Paul Colomiès or Columesius (1638–1692) was a French Huguenot librarian and scholar. He is best known for his work Gallia Orientalis, a biographical dictionary of French Christian Hebraists.

==Life==

He was born at La Rochelle, Aunis on 2 December 1638. His father, Jean, was a doctor of repute; his grandfather, a minister of the reformed religion, was descended from a family of Béarn, settled in La Rochelle. He was sent at the age of sixteen to the Academy of Saumur for courses in philosophy and history. Louis Cappel taught him Hebrew.

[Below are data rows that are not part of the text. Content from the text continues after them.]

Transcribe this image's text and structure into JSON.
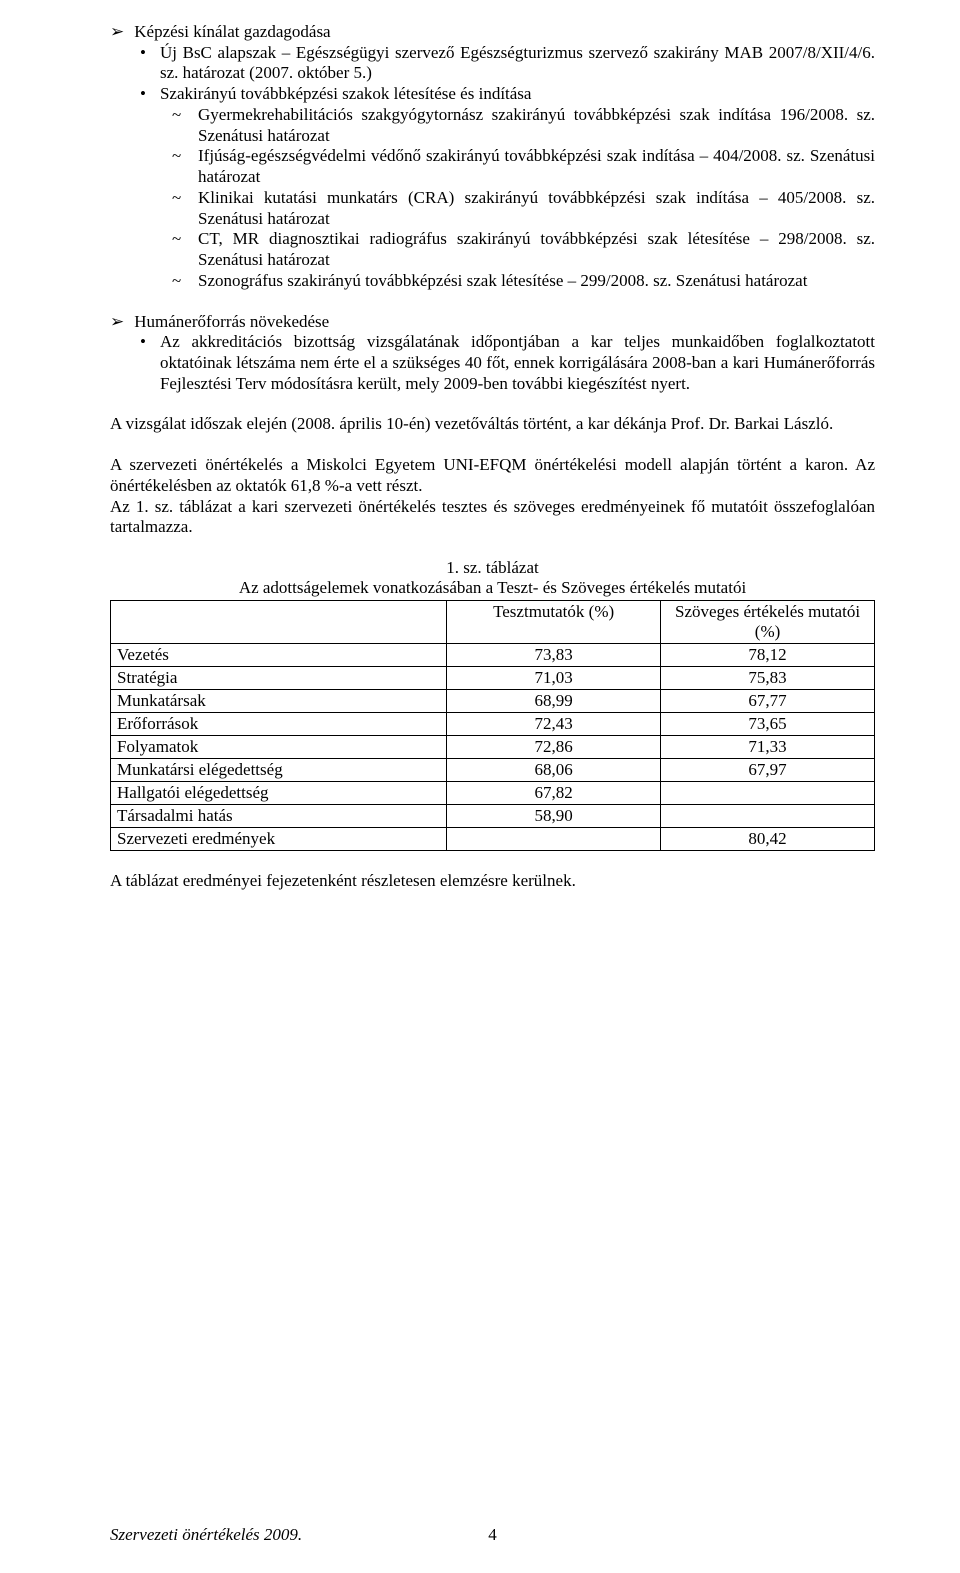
{
  "section1": {
    "title": "Képzési kínálat gazdagodása",
    "sub1a": "Új BsC alapszak – Egészségügyi szervező Egészségturizmus szervező szakirány MAB 2007/8/XII/4/6. sz. határozat (2007. október 5.)",
    "sub1b": "Szakirányú továbbképzési szakok létesítése és indítása",
    "sub2_1": "Gyermekrehabilitációs szakgyógytornász szakirányú továbbképzési szak indítása 196/2008. sz. Szenátusi határozat",
    "sub2_2": "Ifjúság-egészségvédelmi védőnő szakirányú továbbképzési szak indítása – 404/2008. sz. Szenátusi határozat",
    "sub2_3": "Klinikai kutatási munkatárs (CRA) szakirányú továbbképzési szak indítása – 405/2008. sz. Szenátusi határozat",
    "sub2_4": "CT, MR diagnosztikai radiográfus szakirányú továbbképzési szak létesítése – 298/2008. sz. Szenátusi határozat",
    "sub2_5": "Szonográfus szakirányú továbbképzési szak létesítése – 299/2008. sz. Szenátusi határozat"
  },
  "section2": {
    "title": "Humánerőforrás növekedése",
    "sub1": "Az akkreditációs bizottság vizsgálatának időpontjában a kar teljes munkaidőben foglalkoztatott oktatóinak létszáma nem érte el a szükséges 40 főt, ennek korrigálására 2008-ban a kari Humánerőforrás Fejlesztési Terv módosításra került, mely 2009-ben további kiegészítést nyert."
  },
  "para1": "A vizsgálat időszak elején (2008. április 10-én) vezetőváltás történt, a kar dékánja Prof. Dr. Barkai László.",
  "para2": "A szervezeti önértékelés a Miskolci Egyetem UNI-EFQM önértékelési modell alapján történt a karon. Az önértékelésben az oktatók 61,8 %-a vett részt.",
  "para3": "Az 1. sz. táblázat a kari szervezeti önértékelés tesztes és szöveges eredményeinek fő mutatóit összefoglalóan tartalmazza.",
  "table": {
    "caption1": "1. sz. táblázat",
    "caption2": "Az adottságelemek vonatkozásában a Teszt- és Szöveges értékelés mutatói",
    "headers": [
      "",
      "Tesztmutatók (%)",
      "Szöveges értékelés mutatói (%)"
    ],
    "rows": [
      [
        "Vezetés",
        "73,83",
        "78,12"
      ],
      [
        "Stratégia",
        "71,03",
        "75,83"
      ],
      [
        "Munkatársak",
        "68,99",
        "67,77"
      ],
      [
        "Erőforrások",
        "72,43",
        "73,65"
      ],
      [
        "Folyamatok",
        "72,86",
        "71,33"
      ],
      [
        "Munkatársi elégedettség",
        "68,06",
        "67,97"
      ],
      [
        "Hallgatói elégedettség",
        "67,82",
        ""
      ],
      [
        "Társadalmi hatás",
        "58,90",
        ""
      ],
      [
        "Szervezeti eredmények",
        "",
        "80,42"
      ]
    ]
  },
  "para4": "A táblázat eredményei fejezetenként részletesen elemzésre kerülnek.",
  "footer": {
    "left": "Szervezeti önértékelés 2009.",
    "page": "4"
  }
}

He went to Paris in 1664, and became acquainted with Isaac Vossius, who took him to Holland. Here he lived twelve months and brought out Gallia Orientalis (1665), his first work, dealing with the lives and writings of Frenchmen who had distinguished themselves in Hebrew and oriental studies. It covered 152 scholars, concentrating on those with competence in Hebrew, and included both Catholics and Protestant. The work was dedicated to Samuel Bochart. The original project included Belgian, German, English, and other sections; Italia et Hispania Orientalis was a posthumous publication.

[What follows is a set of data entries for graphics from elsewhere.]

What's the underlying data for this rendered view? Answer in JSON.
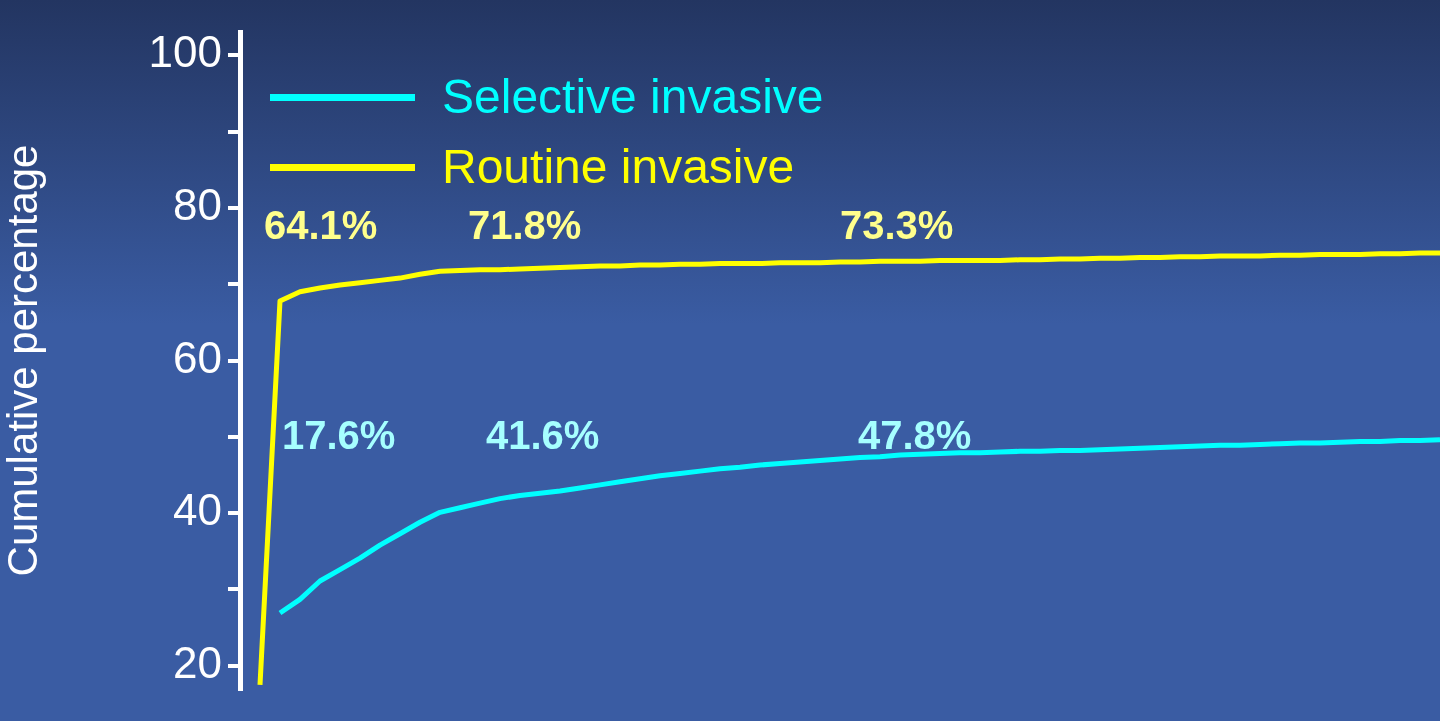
{
  "chart_data": {
    "type": "line",
    "ylabel": "Cumulative percentage",
    "categories": [
      null,
      null,
      null,
      null,
      null,
      null,
      null,
      null,
      null,
      null,
      null,
      null,
      null,
      null,
      null,
      null,
      null,
      null,
      null,
      null,
      null,
      null,
      null,
      null,
      null,
      null,
      null,
      null,
      null,
      null,
      null,
      null,
      null,
      null,
      null,
      null,
      null,
      null,
      null,
      null,
      null,
      null,
      null,
      null,
      null,
      null,
      null,
      null,
      null,
      null,
      null,
      null,
      null,
      null,
      null,
      null,
      null,
      null,
      null,
      null,
      null
    ],
    "series": [
      {
        "name": "Selective invasive",
        "color": "#00ffff",
        "values": [
          null,
          null,
          26.9,
          28.7,
          31.1,
          32.6,
          34.1,
          35.8,
          37.3,
          38.8,
          40.1,
          40.7,
          41.3,
          41.9,
          42.3,
          42.6,
          42.9,
          43.3,
          43.7,
          44.1,
          44.5,
          44.9,
          45.2,
          45.5,
          45.8,
          46.0,
          46.3,
          46.5,
          46.7,
          46.9,
          47.1,
          47.3,
          47.4,
          47.6,
          47.7,
          47.8,
          47.9,
          47.9,
          48.0,
          48.1,
          48.1,
          48.2,
          48.2,
          48.3,
          48.4,
          48.5,
          48.6,
          48.7,
          48.8,
          48.9,
          48.9,
          49.0,
          49.1,
          49.2,
          49.2,
          49.3,
          49.4,
          49.4,
          49.5,
          49.5,
          49.6
        ]
      },
      {
        "name": "Routine invasive",
        "color": "#ffff00",
        "values": [
          null,
          17.5,
          67.8,
          69.0,
          69.5,
          69.9,
          70.2,
          70.5,
          70.8,
          71.3,
          71.7,
          71.8,
          71.9,
          71.9,
          72.0,
          72.1,
          72.2,
          72.3,
          72.4,
          72.4,
          72.5,
          72.5,
          72.6,
          72.6,
          72.7,
          72.7,
          72.7,
          72.8,
          72.8,
          72.8,
          72.9,
          72.9,
          73.0,
          73.0,
          73.0,
          73.1,
          73.1,
          73.1,
          73.1,
          73.2,
          73.2,
          73.3,
          73.3,
          73.4,
          73.4,
          73.5,
          73.5,
          73.6,
          73.6,
          73.7,
          73.7,
          73.7,
          73.8,
          73.8,
          73.9,
          73.9,
          73.9,
          74.0,
          74.0,
          74.1,
          74.1
        ]
      }
    ],
    "ylim": [
      17,
      103
    ],
    "yticks": [
      20,
      {
        "value": 30,
        "label": null
      },
      40,
      {
        "value": 50,
        "label": null
      },
      60,
      {
        "value": 70,
        "label": null
      },
      80,
      {
        "value": 90,
        "label": null
      },
      100
    ],
    "grid": false,
    "legend": "top left",
    "annotations": [
      "64.1%",
      "71.8%",
      "73.3%",
      "17.6%",
      "41.6%",
      "47.8%"
    ]
  }
}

He returned to La Rochelle, where he remained until 1681, and wrote several books. He then came to England, visited Vossius, who had been a resident since 1670, and had become canon of Windsor, and he obtained the post of reader in the French Anglican church established by Peter Allix. Vossius introduced him to William Sancroft, who collated him (after the revocation of the Edict of Nantes in 1685), to the rectory of Eynesford in Kent on 18 November 1687, having previously made him a librarian (perhaps assistant to Henry Wharton, recruited by Sancroft at the same period) at Lambeth Palace. He retired on the deprivation of Sancroft in 1690, and Wharton still retained the office. He was naturalised in 1688. While in England he published works which were heavily criticized by Pierre Jurieu and others. He was on the point of going to Germany to become librarian to Christian Albert, Duke of Holstein-Gottorp when illness overtook him. He died in London 4 January 1692, aged 54, and was buried in the churchyard of St. Martin's-in-the-Fields.